Lee Mullen screamed aggressively at Sheriff Peter Hammond when he was caged for five and a half months today
His face distorted with rage, Mullen interrupted the sheriff’s sentencing statement to claim he had done nothing wrong – even though he had pled guilty to injuring a pub-goer by smashing a glass tumbler and breaking a barmaid’s finger by throwing a bar stool at her.
He shouted over the sheriff: “I go to my anger management. I’m trying my hardest.
“I’ve asked for one more chance to make a go of things. I don’t drink, I don’t do drugs, all I do is walk my dog.
“I’m trying to sort myself out here. Gie’s a chance!”
As Mullen became more and more enraged a police officer went to help a G4S security guard control him in the dock.
The accused struggled violently with the two men as he was led, still protesting loudly, to the cells.

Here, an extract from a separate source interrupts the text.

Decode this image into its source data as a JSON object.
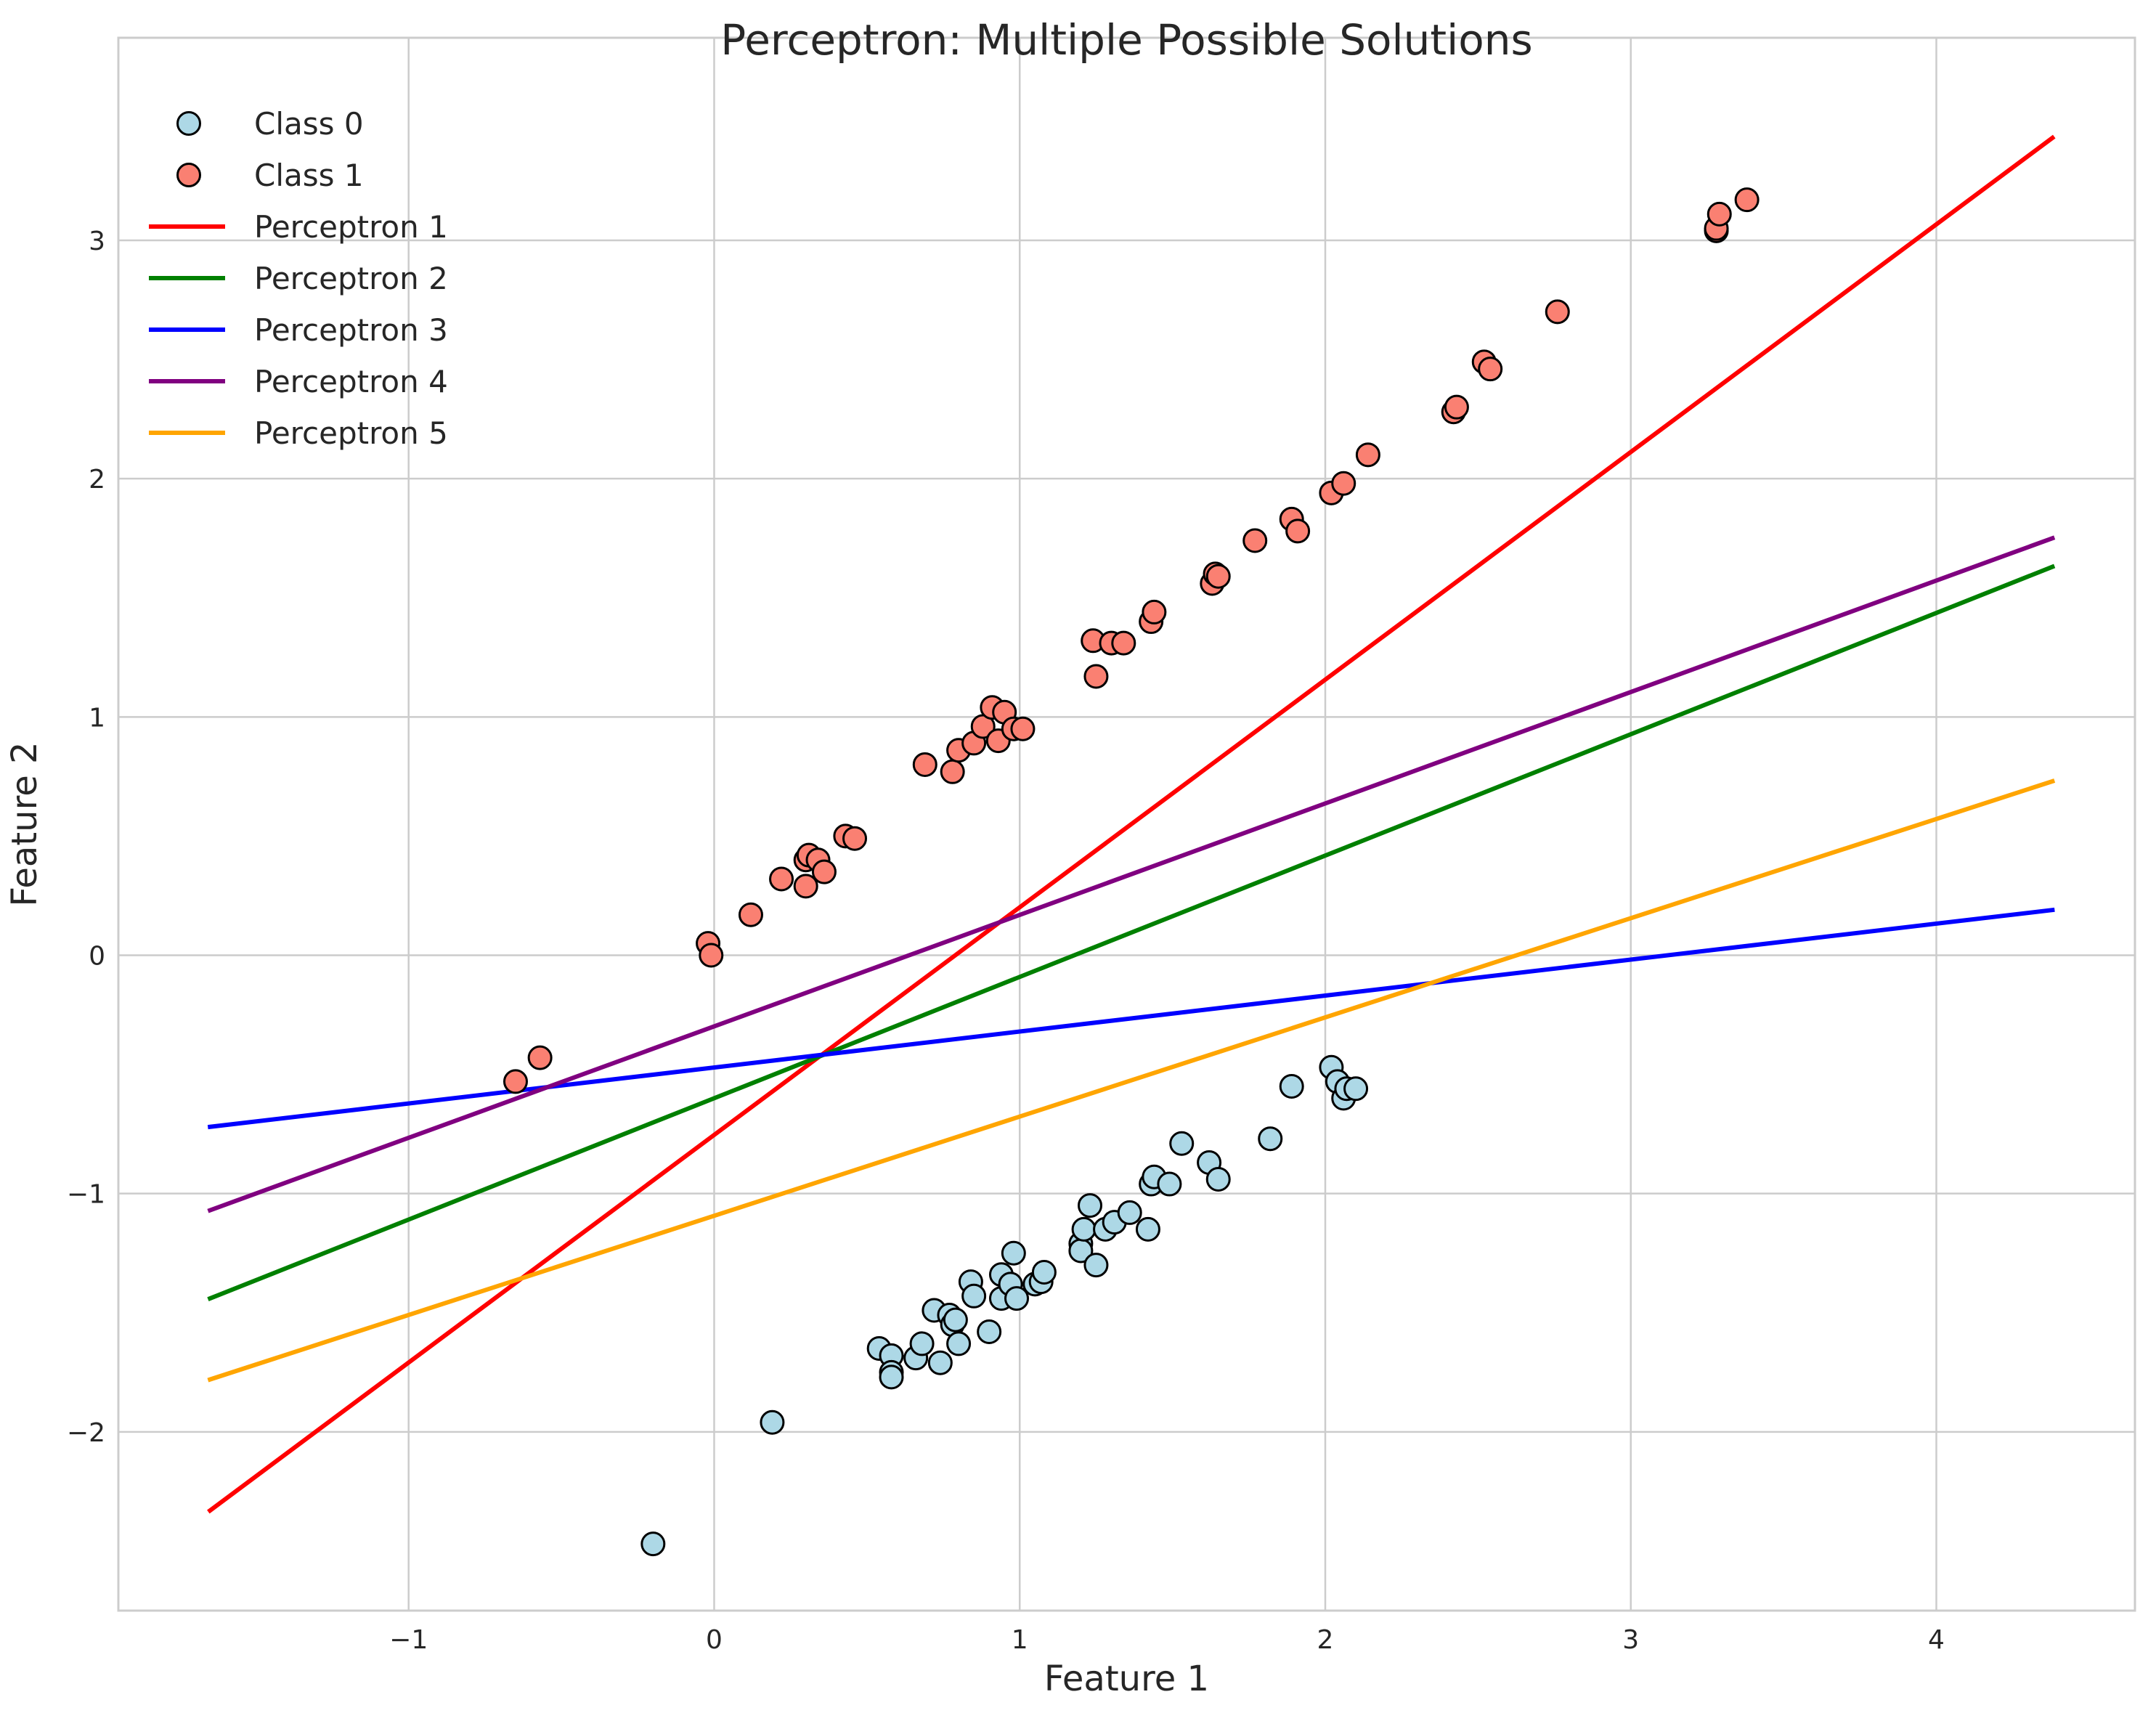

He could be heard kicking the courtroom door and shouting and swearing for several minutes until more security guards brought him under control and took him down to the cells.
Sheriff Hammond adjourned the court until calm was restored.
Mullen (23), of The Vennel, Linlithgow earlier admitted assaulting David Ross at the Newyearfield pub in Livingston by throwing a glass which broke and cut him on the face.
He also admitted acting in a culpable and reckless manner by throwing the stool which struck barmaid Kelly Fulton on the hand to her injury during the same incident on July 16 last year.
Livingston Sheriff Court was told that Miss Fulton’s finger was fractured as she put up her arm to protect herself from the flying furniture.
Andrew Richardson, prosecuting, said the incident began with a confrontation between Mullen and another group of customers in the pub at about 8.30pm.
Staff tried to calm the accused down, but as he was pulled back from the other group he threw a glass at Mr Mullen. The tumbler missed its target but smashed on the bar and a piece of broken glass cut Mr Mullen on the face.
Mullen threw the chair which injured the barmaid as he was being led off the premises. When police cautioned and charged him he replied “Sorry” to both charges.
Kirsty Lumsden, defending, said Mullen was trying to turn his life around and asked the court to give him a “last chance” to show he could be a law-abiding citizen.
She said: “Mr Mullen has accepted that he has issues with anger and in dealing with his emotions and he advises that he’s currently under the care of his GP and in receipt of medication which is in part to help with his anger issues.”
She said that Mullen had been upset on the day of the offence because his mother had told him she no longer wanted any contact with him. She added: “His childhood was blighted by shameful parenting.”
Looking at Mullen’s record, Sheriff Hammond told her: “For years his history has essentially been that of a violent thug.
“He has had numerous periods of detention, community payback orders and alternatives to custody and on every occasion he seems to maintain his offending. He’s also presented as angry and aggressive towards the social worker.”
Turning to Mullen he said: “This was a wholly unacceptable incident of violent behaviour which is completely in keeping with your long record of violence and disorder.
“You’ve been under supervision for the past five years and it hasn’t made any difference. In my view, a custodial sentence is the only appropriate disposal so on each charge you are sentenced to five and a half months imprisonment.”